Skip to content

Evaluation Metrics

A guide to using graphemes++ evaluation metrics for NLP tasks involving Tamil and Sinhala text, such as machine translation, OCR, and speech recognition.

Why Grapheme-Level Evaluation?

Standard NLP metrics like chrF and CER operate on Unicode characters. For Indic scripts like Tamil and Sinhala, this leads to inflated or misleading scores because:

  1. A single visual character may be 2–4 Unicode code points
  2. ZWJ sequences are split artificially
  3. Conjuncts are counted as multiple "characters"

graphemes++ solves this by operating at the grapheme cluster level.

GraphemeCHRF

chrF (Character F-score)

chrF measures n-gram overlap between hypothesis and reference at the character level. GraphemeCHRF does this at the grapheme level.

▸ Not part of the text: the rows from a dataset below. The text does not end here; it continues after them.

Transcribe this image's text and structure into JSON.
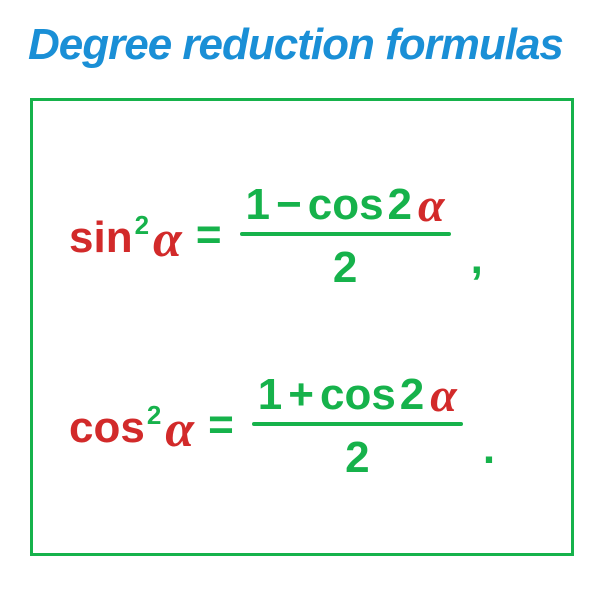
{
  "colors": {
    "title": "#1a8fd6",
    "border": "#16b24b",
    "green": "#16b24b",
    "red": "#d22a2a"
  },
  "title": "Degree reduction formulas",
  "formulas": {
    "sin": {
      "func": "sin",
      "exp": "2",
      "alpha": "α",
      "eq": "=",
      "num_1": "1",
      "num_op": "−",
      "num_cos": "cos",
      "num_2": "2",
      "num_alpha": "α",
      "den": "2",
      "punct": ","
    },
    "cos": {
      "func": "cos",
      "exp": "2",
      "alpha": "α",
      "eq": "=",
      "num_1": "1",
      "num_op": "+",
      "num_cos": "cos",
      "num_2": "2",
      "num_alpha": "α",
      "den": "2",
      "punct": "."
    }
  }
}
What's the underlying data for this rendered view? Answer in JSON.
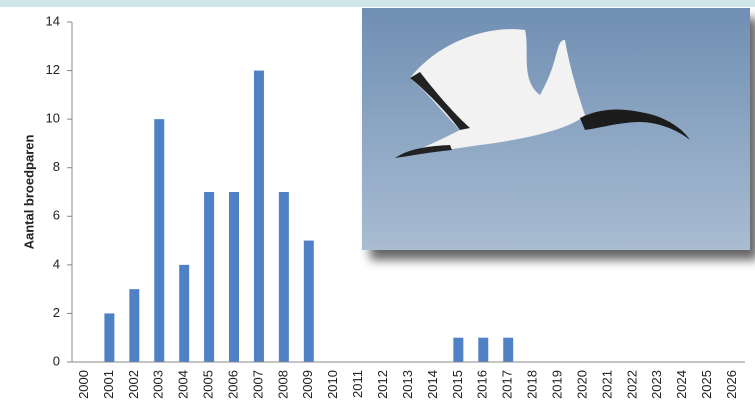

from graphemes_plusplus.metric import GraphemeCHRF

chrf = GraphemeCHRF()

# Corpus-level scoring
score = chrf.corpus_score(
    ["வணக்கம் உலகம்"],           # hypotheses
    [["வணக்கம் உலகம்"]]          # references
)
print(f"chrF: {score.score:.2f}")  # 100.00

chrF++ (with word n-grams)

chrF++ extends chrF by including word-level n-grams, which captures word order information:

chrf_pp = GraphemeCHRF(word_order=2)

# Word order differences are penalized
ref = ["இன்று வானிலை மிகவும் அழகாக இருக்கிறது"]
hyp = ["இருக்கிறது அழகாக மிகவும் வானிலை இன்று"]

score_chrf = GraphemeCHRF().corpus_score(hyp, [ref])
score_chrfpp = chrf_pp.corpus_score(hyp, [ref])

print(f"chrF:  {score_chrf.score:.2f}")   # Grapheme overlap only
print(f"chrF++: {score_chrfpp.score:.2f}") # + word order penalty

Multi-Reference Evaluation

GraphemeCHRF supports multiple references (takes the best match):

chrf = GraphemeCHRF()
score = chrf.corpus_score(
    ["வணக்கம்"],
    [["வணக்கம்", "நமஸ்காரம்"]]  # two valid references
)

CER (Character Error Rate)

CER measures the grapheme-level edit distance normalized by reference length:

from graphemes_plusplus.metric import CER

# Perfect match
print(CER("வணக்கம்", "வணக்கம்"))  # 0.0

# Complete mismatch
print(CER("", "வணக்கம்"))         # 1.0

# Partial match
cer = CER("வணக்கம", "வணக்கம்")
print(f"CER: {cer:.4f}")

CER Formula

$$ \text{CER} = \frac{\text{Levenshtein}(\text{hypothesis}, \text{reference})}{|\text{reference graphemes}|} $$

Choosing the Right Metric

Metric Best For Pros Cons
chrF Translation quality No tokenization needed, correlates well with human judgment Ignores word order
chrF++ Translation quality Captures word order via word n-grams Slightly more complex
CER OCR, ASR Simple, intuitive interpretation Doesn't capture reordering
Levenshtein String similarity Raw edit distance Not normalized
Hamming Fixed-length comparison Fast Requires equal length

Practical Workflow

graph TD
    A["Raw Predictions"] --> B["Graphemizer"]
    C["Ground Truth"] --> D["Graphemizer"]
    B --> E["Grapheme Lists"]
    D --> F["Grapheme Lists"]
    E --> G{"Choose Metric"}
    F --> G
    G --> H["GraphemeCHRF"]
    G --> I["CER"]
    G --> J["Levenshtein / Hamming"]

    style A fill:#7c4dff,color:#fff
    style C fill:#7c4dff,color:#fff
    style H fill:#00bfa5,color:#fff
    style I fill:#00bfa5,color:#fff
    style J fill:#00bfa5,color:#fff

For machine translation Use chrF++ (word_order=2) for the best correlation with human judgment on Tamil and Sinhala translation tasks.

For OCR and ASR Use CER for character-level accuracy measurement. It gives a single number between 0 (perfect) and potentially > 1 (very poor).